INDReporter

Conque presents alternative consolidation plan

by Walter Pierce

Charter commissioner Bruce Conque will make a presentation Monday evening to his fellow commissioners in which he'll detail a consolidation plan that has been in place in Jacksonville, Fla., for more than four decades.

Charter commissioner Bruce Conque will make a presentation Monday evening to his fellow commissioners in which he'll detail a consolidation plan that has been in place in Jacksonville, Fla., for more than four decades.

The Consolidated City of Jacksonville, like Lafayette Consolidated Government, uses a mayor-president and consolidated council form of government. But when Duval County consolidated in 1968, the city of Jacksonville took in all unincorporated areas of the county and established service districts urban and rural for services such as police and fire protection, drainage, roads and other infrastructure. Duval County comprises five incorporated municipalities, including the county seat, Jacksonville. Conque, a former City-Parish Council member, has been studying the Jacksonville model for several months.

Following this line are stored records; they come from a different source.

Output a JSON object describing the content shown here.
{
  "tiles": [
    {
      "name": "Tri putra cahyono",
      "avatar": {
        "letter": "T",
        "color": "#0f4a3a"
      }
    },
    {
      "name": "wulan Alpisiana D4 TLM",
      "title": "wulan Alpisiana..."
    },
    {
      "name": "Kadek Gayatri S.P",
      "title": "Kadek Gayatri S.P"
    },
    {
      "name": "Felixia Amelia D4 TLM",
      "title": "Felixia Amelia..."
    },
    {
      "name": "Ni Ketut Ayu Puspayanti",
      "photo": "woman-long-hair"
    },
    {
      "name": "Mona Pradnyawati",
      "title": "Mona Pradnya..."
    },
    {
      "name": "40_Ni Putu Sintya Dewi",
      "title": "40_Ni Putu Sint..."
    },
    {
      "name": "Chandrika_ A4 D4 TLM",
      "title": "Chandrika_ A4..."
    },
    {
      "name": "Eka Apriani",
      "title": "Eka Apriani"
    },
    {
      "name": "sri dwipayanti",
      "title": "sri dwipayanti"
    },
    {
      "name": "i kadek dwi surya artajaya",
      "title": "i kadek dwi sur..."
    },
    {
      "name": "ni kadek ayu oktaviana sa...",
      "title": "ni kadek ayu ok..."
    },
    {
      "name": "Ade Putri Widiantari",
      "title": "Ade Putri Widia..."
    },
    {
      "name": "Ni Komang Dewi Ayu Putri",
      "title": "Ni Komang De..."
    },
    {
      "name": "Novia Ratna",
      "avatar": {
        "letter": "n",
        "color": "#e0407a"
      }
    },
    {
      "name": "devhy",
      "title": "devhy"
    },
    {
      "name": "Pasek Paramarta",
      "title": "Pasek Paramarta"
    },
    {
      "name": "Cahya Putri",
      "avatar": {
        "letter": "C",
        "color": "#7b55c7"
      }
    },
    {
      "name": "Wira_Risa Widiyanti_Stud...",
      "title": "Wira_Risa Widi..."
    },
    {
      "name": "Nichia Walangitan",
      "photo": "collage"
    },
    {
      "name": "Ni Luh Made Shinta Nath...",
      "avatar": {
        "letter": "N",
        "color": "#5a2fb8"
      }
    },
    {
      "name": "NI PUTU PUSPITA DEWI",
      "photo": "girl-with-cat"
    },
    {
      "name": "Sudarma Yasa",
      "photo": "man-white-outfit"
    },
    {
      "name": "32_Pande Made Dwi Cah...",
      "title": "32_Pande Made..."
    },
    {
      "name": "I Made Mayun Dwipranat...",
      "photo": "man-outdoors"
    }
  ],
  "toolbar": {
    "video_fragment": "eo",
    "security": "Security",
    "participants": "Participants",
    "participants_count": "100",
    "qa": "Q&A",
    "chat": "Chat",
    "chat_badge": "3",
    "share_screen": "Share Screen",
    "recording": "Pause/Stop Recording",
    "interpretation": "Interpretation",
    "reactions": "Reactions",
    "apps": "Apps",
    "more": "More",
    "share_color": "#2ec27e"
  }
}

Commissioners are also scheduled to hear from Ed Abell, chairman of the 1991 charter commission that recommended consolidation, as well as Cajundome Director Greg Davis, a member of the charter committee that met last summer; Davis is an advocate of repealing the Lafayette Home Rule Charter and returning to separate city- and parish forms of government that existed pre-consolidation.

The commission has been meeting since August. On Nov. 1 the nine-member panel is scheduled to begin deliberations, which will likely last until late March, at which time the commission is tasked with making recommendations about the Lafayette Home Rule Charter.

The charter commission meeting begins at 5:30 p.m. in the council auditorium.